The federal government has added $300 to weekly state unemployment checks since the American Rescue Plan passed in mid-March.
Pennsylvania will continue adding that $300 weekly federal bump to unemployment checks through the week ending Sept. 4, according to the state’s unemployment compensation website.
‘Fun work environment’
“It’s likely not one, single factor is contributing to our labor shortage,” Knoebels’ Yutko said.
She added just under 31% of Knoebels’ workforce is aged 14-19.
As for the crowds Knoebels is drawing, Yutko said the park doesn’t reveal daily attendance figures.
“Our park crowds have been much stronger than last season, but have not returned to [pre-pandemic] 2019 levels,” Yutko said.
Yutko added business at Knoebels’ campground has returned to pre-pandemic levels.

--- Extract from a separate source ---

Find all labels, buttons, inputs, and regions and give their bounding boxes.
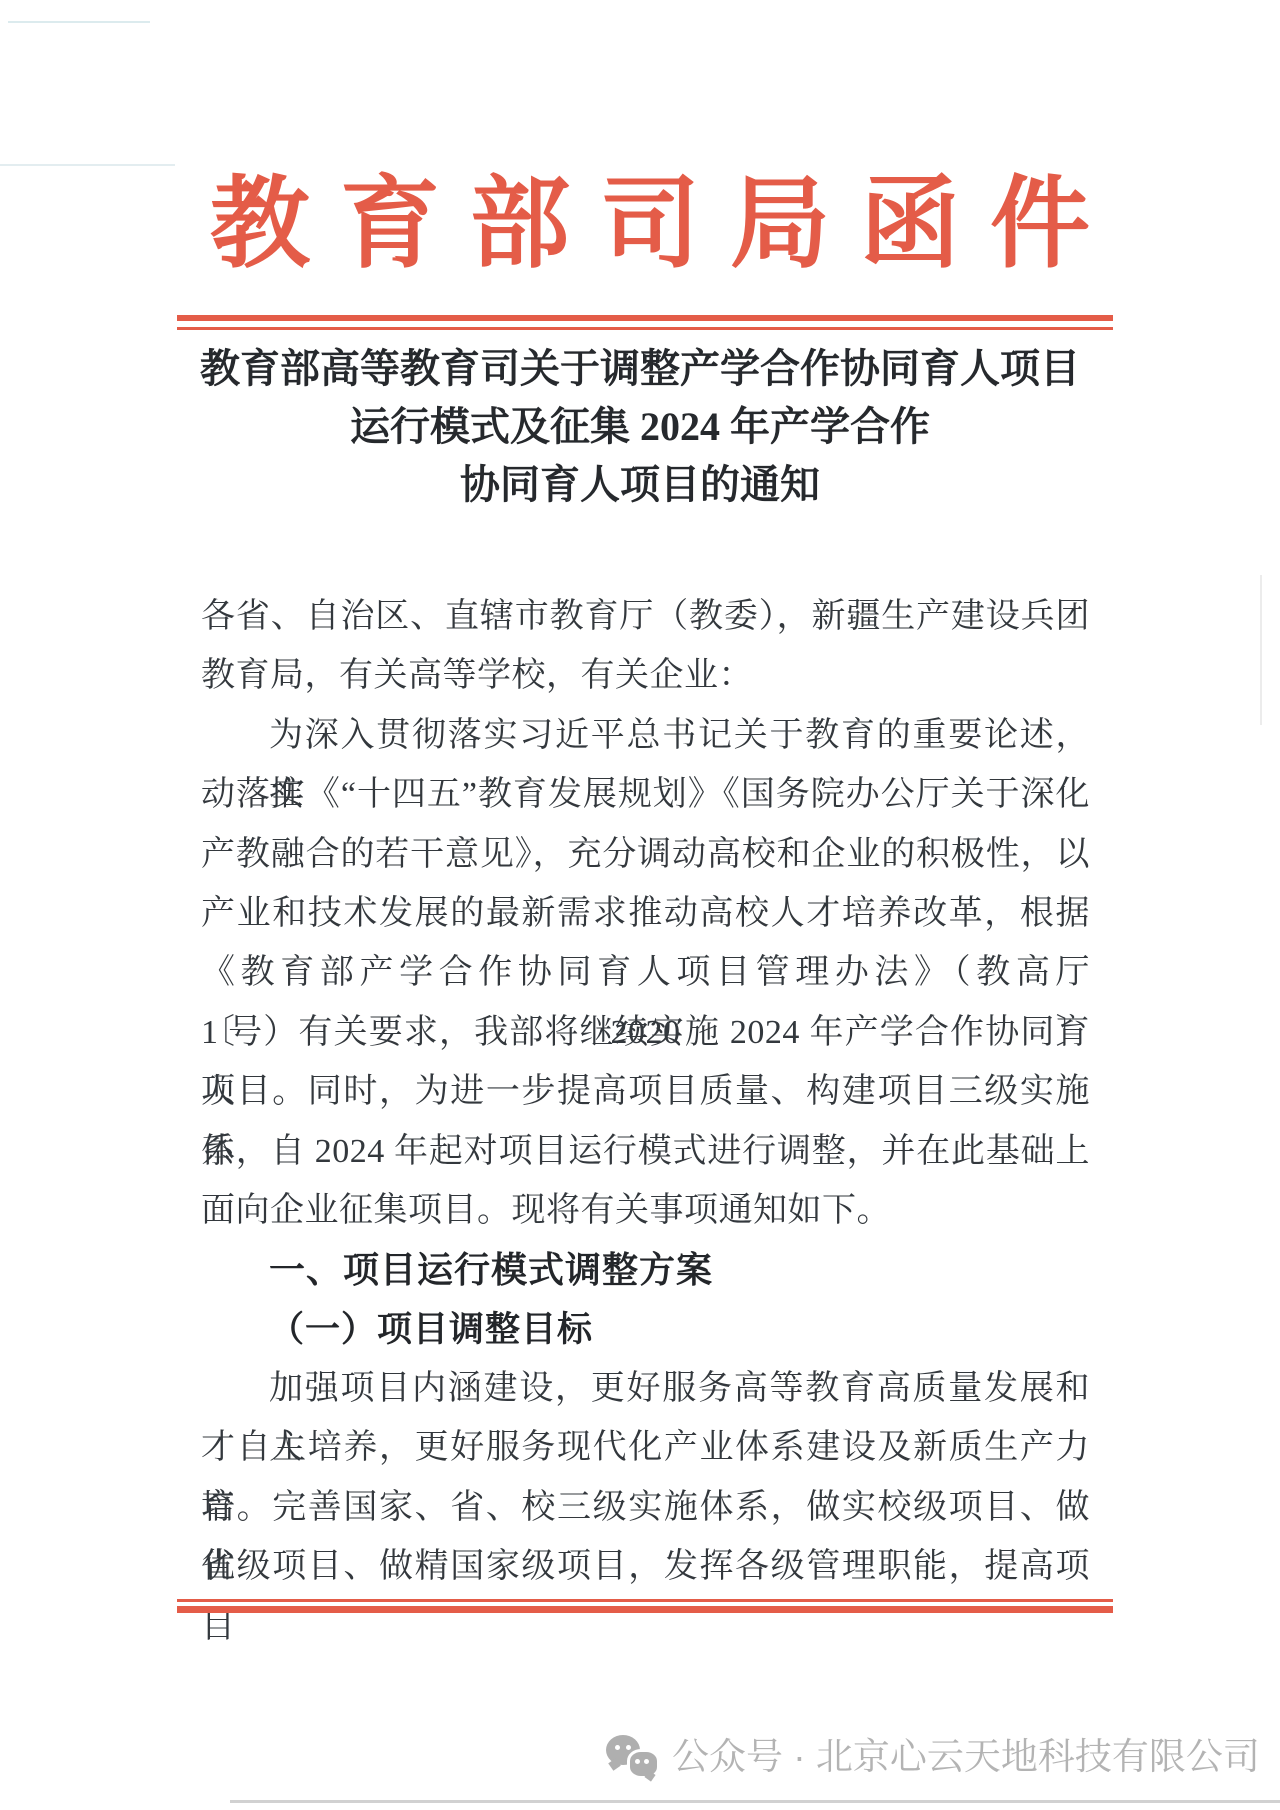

Knoebels has not had to take measures as drastic as other amusement parks, such as Dorney Park near Allentown.
Dorney announced in mid-June it was cutting operations from seven days a week to five and will be closed Mondays and Tuesdays for the rest of the summer because of a worker shortage.
Dorney also announced it had job openings paying $15 to $20 an hour.
“We offer a fun work environment with a flexible schedule and many extra team member perks,” Yutko said.
Knoebels employees are eligible to be entered into a drawing for the new Trailblazer upon working 250 hours this summer, or the equivalent of just over six, 40-hour weeks.
The Trailblazer drawing is scheduled for Labor Day.
Employees also are eligible for more than $5,000 in gift cards during that drawing.
Knoebels also offers workers free entry to other parks, free ride tickets and food coupons during certain weeks and 25% discounts on rides and food otherwise.